Now, the support page doesn’t specify which brand of dish soap you should use — which feels like a missed upsell opportunity if you ask us. Apple could have very easily released a $29 “Apple Dish Soap” in a matte white bottle with a minimalist label, and people absolutely would have bought it. But no, for now, any standard dish soap appears to be approved by Cupertino. Consider yourself free to use whatever’s under your kitchen sink, though we’d recommend not telling Apple that you used the generic store brand. It seems like the kind of thing that would void a warranty somewhere.
The cloth itself, in its primary role — before it becomes an object that needs its own spa treatment — is actually meant for some pretty serious business. On nano-texture displays like the ones found on the Pro Display XDR and the Studio Display (which, by the way, starts at around $1,599 just for the display, monitor stand sold separately because, of course, it is), Apple specifically warns that only the included polishing cloth should be used for regular cleaning.

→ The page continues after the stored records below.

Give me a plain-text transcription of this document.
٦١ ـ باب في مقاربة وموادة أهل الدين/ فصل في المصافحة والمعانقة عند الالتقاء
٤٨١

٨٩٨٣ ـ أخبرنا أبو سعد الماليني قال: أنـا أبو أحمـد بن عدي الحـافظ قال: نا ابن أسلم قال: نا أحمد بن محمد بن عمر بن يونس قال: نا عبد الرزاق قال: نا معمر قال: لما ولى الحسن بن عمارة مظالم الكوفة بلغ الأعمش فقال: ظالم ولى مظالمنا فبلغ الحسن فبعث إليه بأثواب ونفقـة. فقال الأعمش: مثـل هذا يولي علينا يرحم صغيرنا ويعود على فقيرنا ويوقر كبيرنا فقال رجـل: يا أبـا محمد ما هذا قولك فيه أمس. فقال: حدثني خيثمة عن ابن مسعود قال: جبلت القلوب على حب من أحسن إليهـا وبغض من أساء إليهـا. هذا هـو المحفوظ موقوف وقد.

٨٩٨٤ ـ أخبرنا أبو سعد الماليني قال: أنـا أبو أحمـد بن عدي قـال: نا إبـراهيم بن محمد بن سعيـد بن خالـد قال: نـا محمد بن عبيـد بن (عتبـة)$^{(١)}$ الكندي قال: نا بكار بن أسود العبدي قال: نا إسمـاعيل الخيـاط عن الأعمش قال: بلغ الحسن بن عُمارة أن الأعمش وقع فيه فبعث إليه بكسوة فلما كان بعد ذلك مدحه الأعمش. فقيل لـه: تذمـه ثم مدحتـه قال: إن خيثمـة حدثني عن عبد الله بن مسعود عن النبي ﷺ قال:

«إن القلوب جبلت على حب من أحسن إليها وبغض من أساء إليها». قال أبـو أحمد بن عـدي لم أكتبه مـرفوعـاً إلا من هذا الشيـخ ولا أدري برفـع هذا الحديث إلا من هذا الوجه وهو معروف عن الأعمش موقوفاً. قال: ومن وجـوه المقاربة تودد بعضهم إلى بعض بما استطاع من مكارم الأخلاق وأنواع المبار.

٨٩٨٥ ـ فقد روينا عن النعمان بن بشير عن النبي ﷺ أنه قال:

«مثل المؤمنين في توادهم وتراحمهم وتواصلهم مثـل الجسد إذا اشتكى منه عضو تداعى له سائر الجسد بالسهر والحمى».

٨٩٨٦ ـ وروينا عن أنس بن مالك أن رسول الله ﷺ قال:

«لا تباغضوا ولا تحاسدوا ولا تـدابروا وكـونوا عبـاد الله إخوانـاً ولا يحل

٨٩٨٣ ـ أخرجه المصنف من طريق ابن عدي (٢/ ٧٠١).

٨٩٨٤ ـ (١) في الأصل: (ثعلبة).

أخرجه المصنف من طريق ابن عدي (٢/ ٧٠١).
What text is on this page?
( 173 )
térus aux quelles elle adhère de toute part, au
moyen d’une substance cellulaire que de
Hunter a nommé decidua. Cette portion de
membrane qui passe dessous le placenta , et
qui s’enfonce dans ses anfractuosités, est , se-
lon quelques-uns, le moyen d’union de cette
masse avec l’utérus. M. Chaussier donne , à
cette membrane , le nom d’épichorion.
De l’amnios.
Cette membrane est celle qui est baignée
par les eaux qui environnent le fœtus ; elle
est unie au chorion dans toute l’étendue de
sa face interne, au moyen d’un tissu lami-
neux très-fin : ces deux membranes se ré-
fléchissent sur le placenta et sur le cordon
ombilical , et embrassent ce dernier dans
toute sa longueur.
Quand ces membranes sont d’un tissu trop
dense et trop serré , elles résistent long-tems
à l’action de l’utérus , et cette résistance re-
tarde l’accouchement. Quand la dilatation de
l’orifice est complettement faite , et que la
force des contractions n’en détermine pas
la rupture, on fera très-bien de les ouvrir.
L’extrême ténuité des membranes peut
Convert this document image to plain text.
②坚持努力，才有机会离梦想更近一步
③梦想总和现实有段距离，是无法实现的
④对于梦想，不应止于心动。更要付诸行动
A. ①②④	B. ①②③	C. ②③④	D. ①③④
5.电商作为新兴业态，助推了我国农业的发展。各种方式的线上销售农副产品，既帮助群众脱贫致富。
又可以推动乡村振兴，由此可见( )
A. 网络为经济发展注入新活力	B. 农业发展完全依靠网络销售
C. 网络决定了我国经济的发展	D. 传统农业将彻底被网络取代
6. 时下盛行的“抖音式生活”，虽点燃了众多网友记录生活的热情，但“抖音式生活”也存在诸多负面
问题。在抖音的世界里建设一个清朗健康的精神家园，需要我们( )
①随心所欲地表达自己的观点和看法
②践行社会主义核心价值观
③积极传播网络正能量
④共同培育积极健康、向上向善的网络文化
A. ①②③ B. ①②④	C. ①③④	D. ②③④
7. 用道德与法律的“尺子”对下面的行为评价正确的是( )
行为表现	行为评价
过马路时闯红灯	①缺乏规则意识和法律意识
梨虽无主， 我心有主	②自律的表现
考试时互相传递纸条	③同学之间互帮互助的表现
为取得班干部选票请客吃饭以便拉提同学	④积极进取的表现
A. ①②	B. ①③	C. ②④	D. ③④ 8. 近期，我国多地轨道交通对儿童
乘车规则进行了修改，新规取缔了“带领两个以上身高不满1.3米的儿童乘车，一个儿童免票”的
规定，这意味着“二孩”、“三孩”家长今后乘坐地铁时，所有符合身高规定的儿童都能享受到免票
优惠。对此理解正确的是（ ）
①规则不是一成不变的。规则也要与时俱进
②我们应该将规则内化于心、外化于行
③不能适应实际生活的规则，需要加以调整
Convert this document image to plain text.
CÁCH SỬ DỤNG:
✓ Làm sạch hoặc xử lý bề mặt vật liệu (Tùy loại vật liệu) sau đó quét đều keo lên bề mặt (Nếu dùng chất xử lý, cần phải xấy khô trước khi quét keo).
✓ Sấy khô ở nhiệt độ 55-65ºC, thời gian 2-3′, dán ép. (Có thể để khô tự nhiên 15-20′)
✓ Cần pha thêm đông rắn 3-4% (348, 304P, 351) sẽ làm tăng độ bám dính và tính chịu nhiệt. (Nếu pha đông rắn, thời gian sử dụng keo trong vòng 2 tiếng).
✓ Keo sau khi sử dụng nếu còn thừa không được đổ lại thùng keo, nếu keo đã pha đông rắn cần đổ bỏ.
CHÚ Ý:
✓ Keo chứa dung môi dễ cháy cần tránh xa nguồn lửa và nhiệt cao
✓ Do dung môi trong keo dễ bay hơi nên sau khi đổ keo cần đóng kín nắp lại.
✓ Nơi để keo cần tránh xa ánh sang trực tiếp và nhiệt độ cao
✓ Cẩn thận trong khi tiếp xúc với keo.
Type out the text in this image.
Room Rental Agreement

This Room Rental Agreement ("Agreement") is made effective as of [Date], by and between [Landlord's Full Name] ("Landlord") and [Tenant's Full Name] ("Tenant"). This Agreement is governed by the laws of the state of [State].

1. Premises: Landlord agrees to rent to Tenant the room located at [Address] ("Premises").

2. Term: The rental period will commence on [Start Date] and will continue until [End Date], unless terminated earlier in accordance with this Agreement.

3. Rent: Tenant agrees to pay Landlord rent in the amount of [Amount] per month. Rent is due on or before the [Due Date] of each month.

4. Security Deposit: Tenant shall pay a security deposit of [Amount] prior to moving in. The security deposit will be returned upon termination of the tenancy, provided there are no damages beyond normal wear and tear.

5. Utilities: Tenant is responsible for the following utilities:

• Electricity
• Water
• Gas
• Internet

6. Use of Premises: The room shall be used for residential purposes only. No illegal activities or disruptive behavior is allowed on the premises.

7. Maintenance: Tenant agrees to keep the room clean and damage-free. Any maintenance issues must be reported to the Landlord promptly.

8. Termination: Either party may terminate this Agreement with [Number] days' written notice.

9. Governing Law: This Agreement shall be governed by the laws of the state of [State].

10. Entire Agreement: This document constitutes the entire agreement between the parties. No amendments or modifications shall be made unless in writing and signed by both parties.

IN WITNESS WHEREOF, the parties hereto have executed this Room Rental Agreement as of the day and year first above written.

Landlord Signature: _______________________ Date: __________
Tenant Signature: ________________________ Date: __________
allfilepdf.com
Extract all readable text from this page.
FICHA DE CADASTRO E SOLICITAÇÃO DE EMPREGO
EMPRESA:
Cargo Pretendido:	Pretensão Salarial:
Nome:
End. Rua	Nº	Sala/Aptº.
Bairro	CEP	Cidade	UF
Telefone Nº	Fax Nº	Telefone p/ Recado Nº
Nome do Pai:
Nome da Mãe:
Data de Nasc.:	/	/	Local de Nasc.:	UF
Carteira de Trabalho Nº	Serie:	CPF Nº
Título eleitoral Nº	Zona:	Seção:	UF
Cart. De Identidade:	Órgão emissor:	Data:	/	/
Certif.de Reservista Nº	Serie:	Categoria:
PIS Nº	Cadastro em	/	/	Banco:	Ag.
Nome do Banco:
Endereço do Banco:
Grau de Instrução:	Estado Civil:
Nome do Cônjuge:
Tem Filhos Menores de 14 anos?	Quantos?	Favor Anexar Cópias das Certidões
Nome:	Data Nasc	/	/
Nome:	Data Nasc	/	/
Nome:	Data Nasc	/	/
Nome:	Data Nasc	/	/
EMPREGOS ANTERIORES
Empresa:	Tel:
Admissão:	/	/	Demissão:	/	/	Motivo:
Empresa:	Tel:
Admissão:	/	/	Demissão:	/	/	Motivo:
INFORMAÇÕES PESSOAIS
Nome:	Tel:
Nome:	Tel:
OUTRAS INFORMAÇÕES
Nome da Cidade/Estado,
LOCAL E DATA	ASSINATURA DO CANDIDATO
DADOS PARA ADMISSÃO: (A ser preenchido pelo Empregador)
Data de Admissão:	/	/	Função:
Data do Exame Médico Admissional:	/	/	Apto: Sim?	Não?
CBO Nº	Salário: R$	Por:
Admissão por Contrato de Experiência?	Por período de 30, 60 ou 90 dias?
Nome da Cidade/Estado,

For those stubborn, hard-to-remove smudges that a mere dry cloth cannot vanquish, you’re allowed to slightly moisten the cloth with a 70-percent isopropyl alcohol solution — but only infrequently. So not only does the cloth have its own care instructions, but it also has a regulated usage policy for when it can and cannot be moistened. This cloth has more rules than most apartments.
For context on just how seriously people take this little piece of fabric: when Apple launched the polishing cloth in October 2021, it promptly sold out for weeks. People were waiting in virtual queues to buy a cleaning cloth. There were shipping estimates of 10-12 weeks. For a cloth. Reviewers at How-To Geek, who actually spent $19 and put it through rigorous testing against an iPhone, an iPad, and even a non-Apple Surface Duo 2, found that dry, the cloth pretty much just “smushes stuff around the display” rather than actually cleaning anything. Their verdict was, quote, “it doesn’t even CLEAN! It had one job!” The internet, naturally, agreed.
And yet, here we are. Apple’s polishing cloth remains listed on the Apple Store, it ships to most countries, it has hundreds of reviews, and Macworld named it one of the best cleaning accessories they’d ever tested. Someone at some point got it for as low as $7 on a sale, which felt significantly more emotionally reasonable than $19. Reddit users have admitted to just tossing it in the washing machine and air drying it — an act of rebellion against Apple’s hand-wash mandate that probably keeps Apple engineers up at night.
The bottom line from Apple’s own support page is deceptively simple. Dish soap. Water. Rinse. Twenty-four hours of drying time. That’s it. That’s the entire document. Three bullet points that Apple felt necessary to publish as official technical documentation alongside troubleshooting guides for macOS and iOS software bugs. It’s the support page equivalent of a Michelin-star restaurant publishing instructions on how to wash their napkins. Does it need to exist? Debatable. Does it exist? Absolutely, and we are all richer for it.
If you lose your Apple polishing cloth, don’t panic — you can order a replacement directly from Apple’s website or Amazon. It costs $19. You probably already knew that. And now you also know that when the replacement gets dirty, you’ll need dish soap, water, some patience, and apparently 24 hours of your life to get it back in fighting shape. Welcome to the Apple ecosystem. It’s very clean in here.